Seladelpar Development Status
RESPONSE (NCT04620733), a 52-week Phase 3 global registration study of seladelpar in patients with PBC who have demonstrated intolerance or inadequate response to UDCA, was initiated in the first quarter of 2021. The primary outcome of RESPONSE is composite responder rate (ALP<1.67xULN, ≥15% decrease in ALP, total bilirubin ≤ULN) and secondary outcomes are the proportion of patients with ALP ≤1.0 x ULN at 12 months and change from baseline in pruritus in subjects with baseline Numerical Rating Scale >4 using e-diary at 6 months.
IDEAL, A 52-week Phase 3 study of seladelpar in patients with PBC who have an incomplete response or intolerance to ursodeoxycholic acid (UDCA), in each case with ALP greater than the upper limit of normal (ULN) but less than 1.67xULN, and total bilirubin less than or equal to 2xULN was initiated in August 2023. The primary outcome measure is the normalization of ALP at 12 months and additional key outcomes evaluating efficacy include the percent change from baseline in ALP at 12 months and the level of self-reported pruritus (itch) at 6 months for patients with moderate to severe symptoms at baseline, assessed by a numerical rating scale (NRS) and recorded by electronic diary.

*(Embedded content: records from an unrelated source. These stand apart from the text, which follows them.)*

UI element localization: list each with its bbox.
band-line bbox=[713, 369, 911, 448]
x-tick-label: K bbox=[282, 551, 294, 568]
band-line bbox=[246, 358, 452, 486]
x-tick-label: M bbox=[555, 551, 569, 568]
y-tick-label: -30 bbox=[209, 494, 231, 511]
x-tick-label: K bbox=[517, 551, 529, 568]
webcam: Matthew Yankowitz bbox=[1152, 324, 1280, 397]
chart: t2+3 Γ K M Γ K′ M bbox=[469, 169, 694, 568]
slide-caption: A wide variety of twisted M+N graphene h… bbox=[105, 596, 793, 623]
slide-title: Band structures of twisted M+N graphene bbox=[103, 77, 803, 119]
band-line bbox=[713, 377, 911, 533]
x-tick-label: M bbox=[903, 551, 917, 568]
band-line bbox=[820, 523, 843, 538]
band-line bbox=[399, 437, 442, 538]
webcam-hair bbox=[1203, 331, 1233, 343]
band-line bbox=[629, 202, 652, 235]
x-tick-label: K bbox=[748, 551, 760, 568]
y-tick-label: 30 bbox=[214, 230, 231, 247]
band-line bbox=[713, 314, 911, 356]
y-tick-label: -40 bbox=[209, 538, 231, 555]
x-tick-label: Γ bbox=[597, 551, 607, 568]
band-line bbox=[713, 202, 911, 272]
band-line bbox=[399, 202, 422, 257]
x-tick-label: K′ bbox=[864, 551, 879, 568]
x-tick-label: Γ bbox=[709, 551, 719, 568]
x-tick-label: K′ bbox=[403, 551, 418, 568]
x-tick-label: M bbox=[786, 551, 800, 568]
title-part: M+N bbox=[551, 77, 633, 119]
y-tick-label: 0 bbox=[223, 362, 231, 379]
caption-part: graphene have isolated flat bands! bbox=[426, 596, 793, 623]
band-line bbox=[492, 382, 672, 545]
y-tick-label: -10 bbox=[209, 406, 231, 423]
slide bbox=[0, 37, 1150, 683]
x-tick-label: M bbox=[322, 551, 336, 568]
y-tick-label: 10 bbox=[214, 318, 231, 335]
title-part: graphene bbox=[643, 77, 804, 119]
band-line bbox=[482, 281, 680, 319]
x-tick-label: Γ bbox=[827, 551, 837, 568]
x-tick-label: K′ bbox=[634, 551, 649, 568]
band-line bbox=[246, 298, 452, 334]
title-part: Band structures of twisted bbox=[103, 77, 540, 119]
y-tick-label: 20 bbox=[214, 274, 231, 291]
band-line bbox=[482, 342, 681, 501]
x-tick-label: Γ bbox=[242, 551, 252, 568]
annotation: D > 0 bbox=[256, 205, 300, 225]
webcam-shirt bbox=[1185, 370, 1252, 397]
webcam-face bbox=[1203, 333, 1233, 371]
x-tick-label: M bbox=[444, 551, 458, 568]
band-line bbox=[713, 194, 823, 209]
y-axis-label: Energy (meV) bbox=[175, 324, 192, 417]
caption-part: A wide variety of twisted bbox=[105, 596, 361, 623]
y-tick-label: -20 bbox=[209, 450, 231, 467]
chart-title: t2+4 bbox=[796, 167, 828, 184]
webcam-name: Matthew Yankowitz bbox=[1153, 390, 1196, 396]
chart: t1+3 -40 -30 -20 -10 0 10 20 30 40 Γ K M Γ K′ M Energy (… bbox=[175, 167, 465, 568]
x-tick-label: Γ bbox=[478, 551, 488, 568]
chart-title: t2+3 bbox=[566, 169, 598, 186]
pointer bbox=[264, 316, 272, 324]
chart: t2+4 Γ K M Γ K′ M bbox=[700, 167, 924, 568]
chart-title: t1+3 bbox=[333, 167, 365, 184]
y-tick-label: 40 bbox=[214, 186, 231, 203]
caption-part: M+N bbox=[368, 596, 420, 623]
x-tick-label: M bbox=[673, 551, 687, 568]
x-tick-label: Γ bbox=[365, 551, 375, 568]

We also are conducting ASSURE (NCT03301506), an open-label, long-term study of seladelpar in patients with PBC intended to collect additional long-term safety data to support registration. The first subjects will consist of patients who have participated in our prior studies of seladelpar in PBC, including the patients who completed the open-label Phase 2 study and enrolled in the previous long-term study and ENHANCE. Patients who complete RESPONSE, and potentially other future PBC studies with seladelpar, will also have the opportunity to enroll in ASSURE.